Mas, no final das contas, ela acertou em encorajar a vontade do filho. Ainda que, no princípio, as pessoas estranhassem a pequena figura que dispensava carinhos e conversas com estranhos, o bravo Mateus se deu bem no ambiente esportivo dos clubes e campos de várzea de Belo Horizonte. O jeito peculiar de gesticular, estranho para a maioria, acabou se tornando rotina por onde Fernando jogava, e Mateus virou uma espécie de mascote do time da empresa.

E então, chegou o dia da final do campeonato. Mateus, que sempre detalhava para Fernando tudo sobre o adversário, antes dos jogos, desta vez foi além. Pediu para o pai a medalha de ouro, caso o time fosse campeão. O pai, obviamente, concordou com o pedido, deu o beijo de sempre no filho e partiu para o jogo.
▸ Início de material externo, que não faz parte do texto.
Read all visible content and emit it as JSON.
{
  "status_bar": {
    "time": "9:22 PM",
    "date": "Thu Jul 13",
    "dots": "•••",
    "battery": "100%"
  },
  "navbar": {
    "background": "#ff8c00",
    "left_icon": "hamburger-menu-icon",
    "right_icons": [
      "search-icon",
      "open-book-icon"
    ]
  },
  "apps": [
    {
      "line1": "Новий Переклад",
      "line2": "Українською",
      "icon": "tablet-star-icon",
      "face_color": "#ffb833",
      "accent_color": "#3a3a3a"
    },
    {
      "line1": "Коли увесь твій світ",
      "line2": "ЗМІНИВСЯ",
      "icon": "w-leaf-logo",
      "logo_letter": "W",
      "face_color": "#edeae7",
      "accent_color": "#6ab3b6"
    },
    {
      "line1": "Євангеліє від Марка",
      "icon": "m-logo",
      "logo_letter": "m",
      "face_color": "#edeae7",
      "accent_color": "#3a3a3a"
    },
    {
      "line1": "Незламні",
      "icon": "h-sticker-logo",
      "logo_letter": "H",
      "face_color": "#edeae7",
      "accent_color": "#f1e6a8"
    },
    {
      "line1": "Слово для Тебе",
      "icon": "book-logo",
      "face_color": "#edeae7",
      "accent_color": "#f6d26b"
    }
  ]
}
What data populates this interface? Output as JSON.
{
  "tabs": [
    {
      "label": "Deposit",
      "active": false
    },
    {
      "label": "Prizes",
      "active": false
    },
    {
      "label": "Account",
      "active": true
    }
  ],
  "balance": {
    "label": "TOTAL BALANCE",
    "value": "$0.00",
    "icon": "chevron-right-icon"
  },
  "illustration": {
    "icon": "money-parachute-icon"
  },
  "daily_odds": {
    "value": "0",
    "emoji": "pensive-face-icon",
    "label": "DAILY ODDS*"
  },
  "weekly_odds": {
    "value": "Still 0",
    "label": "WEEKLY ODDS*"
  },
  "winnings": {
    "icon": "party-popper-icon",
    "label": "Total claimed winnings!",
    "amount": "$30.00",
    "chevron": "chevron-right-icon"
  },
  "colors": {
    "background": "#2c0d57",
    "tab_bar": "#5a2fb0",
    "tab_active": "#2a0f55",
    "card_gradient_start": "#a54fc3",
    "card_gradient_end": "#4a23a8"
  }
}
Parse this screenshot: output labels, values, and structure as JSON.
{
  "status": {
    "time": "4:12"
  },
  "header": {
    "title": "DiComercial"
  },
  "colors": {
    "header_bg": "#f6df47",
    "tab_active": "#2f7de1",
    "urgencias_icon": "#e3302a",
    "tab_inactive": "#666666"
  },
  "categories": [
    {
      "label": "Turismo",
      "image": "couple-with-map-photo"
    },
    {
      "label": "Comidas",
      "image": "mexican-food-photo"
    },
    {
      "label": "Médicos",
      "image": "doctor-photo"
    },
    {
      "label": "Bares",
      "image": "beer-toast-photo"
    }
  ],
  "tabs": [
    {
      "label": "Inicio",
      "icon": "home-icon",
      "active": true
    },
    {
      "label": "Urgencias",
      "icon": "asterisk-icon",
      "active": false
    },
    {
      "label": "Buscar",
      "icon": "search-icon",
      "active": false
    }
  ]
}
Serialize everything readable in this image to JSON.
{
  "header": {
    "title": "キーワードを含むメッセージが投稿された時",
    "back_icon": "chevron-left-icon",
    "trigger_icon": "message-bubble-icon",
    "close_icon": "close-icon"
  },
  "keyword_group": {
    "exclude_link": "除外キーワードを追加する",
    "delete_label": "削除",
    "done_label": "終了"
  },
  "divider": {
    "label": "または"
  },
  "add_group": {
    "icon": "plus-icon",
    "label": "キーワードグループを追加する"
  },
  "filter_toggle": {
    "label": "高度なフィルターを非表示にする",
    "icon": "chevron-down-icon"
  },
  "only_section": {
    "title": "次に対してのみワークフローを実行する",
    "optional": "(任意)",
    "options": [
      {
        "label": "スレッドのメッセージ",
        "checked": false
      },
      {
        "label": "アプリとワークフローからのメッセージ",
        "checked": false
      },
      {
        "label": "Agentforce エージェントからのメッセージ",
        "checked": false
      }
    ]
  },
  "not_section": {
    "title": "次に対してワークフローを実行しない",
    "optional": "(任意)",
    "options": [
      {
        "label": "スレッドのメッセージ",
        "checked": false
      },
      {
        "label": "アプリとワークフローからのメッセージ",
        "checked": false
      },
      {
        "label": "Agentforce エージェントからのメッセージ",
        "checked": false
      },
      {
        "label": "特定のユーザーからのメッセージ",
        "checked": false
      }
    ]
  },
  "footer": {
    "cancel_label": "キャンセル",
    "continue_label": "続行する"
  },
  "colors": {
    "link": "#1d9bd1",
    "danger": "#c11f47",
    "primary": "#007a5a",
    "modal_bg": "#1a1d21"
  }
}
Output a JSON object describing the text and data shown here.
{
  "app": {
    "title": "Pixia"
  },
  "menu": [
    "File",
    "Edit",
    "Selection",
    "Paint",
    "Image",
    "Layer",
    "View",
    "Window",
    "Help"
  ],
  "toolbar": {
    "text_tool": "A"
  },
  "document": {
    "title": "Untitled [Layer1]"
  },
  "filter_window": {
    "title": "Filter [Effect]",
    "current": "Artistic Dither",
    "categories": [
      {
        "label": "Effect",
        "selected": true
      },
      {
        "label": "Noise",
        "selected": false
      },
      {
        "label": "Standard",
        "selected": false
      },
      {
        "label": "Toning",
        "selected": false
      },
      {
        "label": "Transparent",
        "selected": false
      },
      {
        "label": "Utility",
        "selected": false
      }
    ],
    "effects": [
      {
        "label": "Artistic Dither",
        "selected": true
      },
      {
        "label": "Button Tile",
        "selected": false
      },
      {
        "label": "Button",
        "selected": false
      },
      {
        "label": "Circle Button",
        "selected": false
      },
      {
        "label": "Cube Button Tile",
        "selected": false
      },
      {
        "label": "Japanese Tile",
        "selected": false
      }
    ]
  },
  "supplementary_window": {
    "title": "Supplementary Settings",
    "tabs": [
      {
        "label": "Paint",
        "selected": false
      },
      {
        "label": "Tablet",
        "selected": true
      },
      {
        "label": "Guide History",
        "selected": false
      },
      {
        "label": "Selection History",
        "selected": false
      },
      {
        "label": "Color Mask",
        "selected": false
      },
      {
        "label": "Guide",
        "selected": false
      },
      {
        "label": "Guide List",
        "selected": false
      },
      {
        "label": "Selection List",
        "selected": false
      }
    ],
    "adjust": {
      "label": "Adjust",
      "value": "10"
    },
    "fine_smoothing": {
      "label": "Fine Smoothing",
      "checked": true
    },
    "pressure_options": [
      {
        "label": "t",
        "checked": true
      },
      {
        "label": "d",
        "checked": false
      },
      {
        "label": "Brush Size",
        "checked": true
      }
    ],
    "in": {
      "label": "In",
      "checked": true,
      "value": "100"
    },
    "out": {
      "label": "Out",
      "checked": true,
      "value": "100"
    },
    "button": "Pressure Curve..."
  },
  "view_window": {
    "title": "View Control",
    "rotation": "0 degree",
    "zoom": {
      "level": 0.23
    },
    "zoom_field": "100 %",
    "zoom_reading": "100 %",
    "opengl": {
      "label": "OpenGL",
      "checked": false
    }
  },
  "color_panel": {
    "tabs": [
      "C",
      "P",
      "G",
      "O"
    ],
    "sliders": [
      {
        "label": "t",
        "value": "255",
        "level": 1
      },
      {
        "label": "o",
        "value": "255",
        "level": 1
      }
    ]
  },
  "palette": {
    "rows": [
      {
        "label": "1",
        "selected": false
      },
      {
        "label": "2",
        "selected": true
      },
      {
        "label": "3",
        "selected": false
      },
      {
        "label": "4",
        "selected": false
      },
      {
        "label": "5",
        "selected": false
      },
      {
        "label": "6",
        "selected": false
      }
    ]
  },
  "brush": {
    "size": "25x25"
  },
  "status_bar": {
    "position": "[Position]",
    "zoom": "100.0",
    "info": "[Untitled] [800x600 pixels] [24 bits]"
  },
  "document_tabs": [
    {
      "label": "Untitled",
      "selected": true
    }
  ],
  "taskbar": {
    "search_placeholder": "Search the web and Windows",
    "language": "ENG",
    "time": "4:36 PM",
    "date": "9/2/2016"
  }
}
A partida terminou empatada e foi para a cruel decisão por pênaltis. O destino fez com que Fernando batesse o último. Mateus, sentado no banco de reservas, gesticulava freneticamente para que o pai não chutasse no canto direito do goleiro adversário.

Foi exatamente o que Fernando fez, e o time de coração do pequeno Mateus teve que se contentar com o vicecampeonato. Pai e filho não ficaram no clube após o jogo, como costumeiramente faziam todos os domingos. Fernando chegou em casa, colocou um bolero baixinho no empoeirado toca-discos, serviu-se de um whisky sem gelo e ficou lamentando, pra si mesmo, a medalha de ouro que não conseguiu dar para o filho. Mariana ficou preocupada com a cena e tentou falar com o marido. Foi contida por Mateus, que disse pra mãe, com um ar de sabedoria e tranquilidade.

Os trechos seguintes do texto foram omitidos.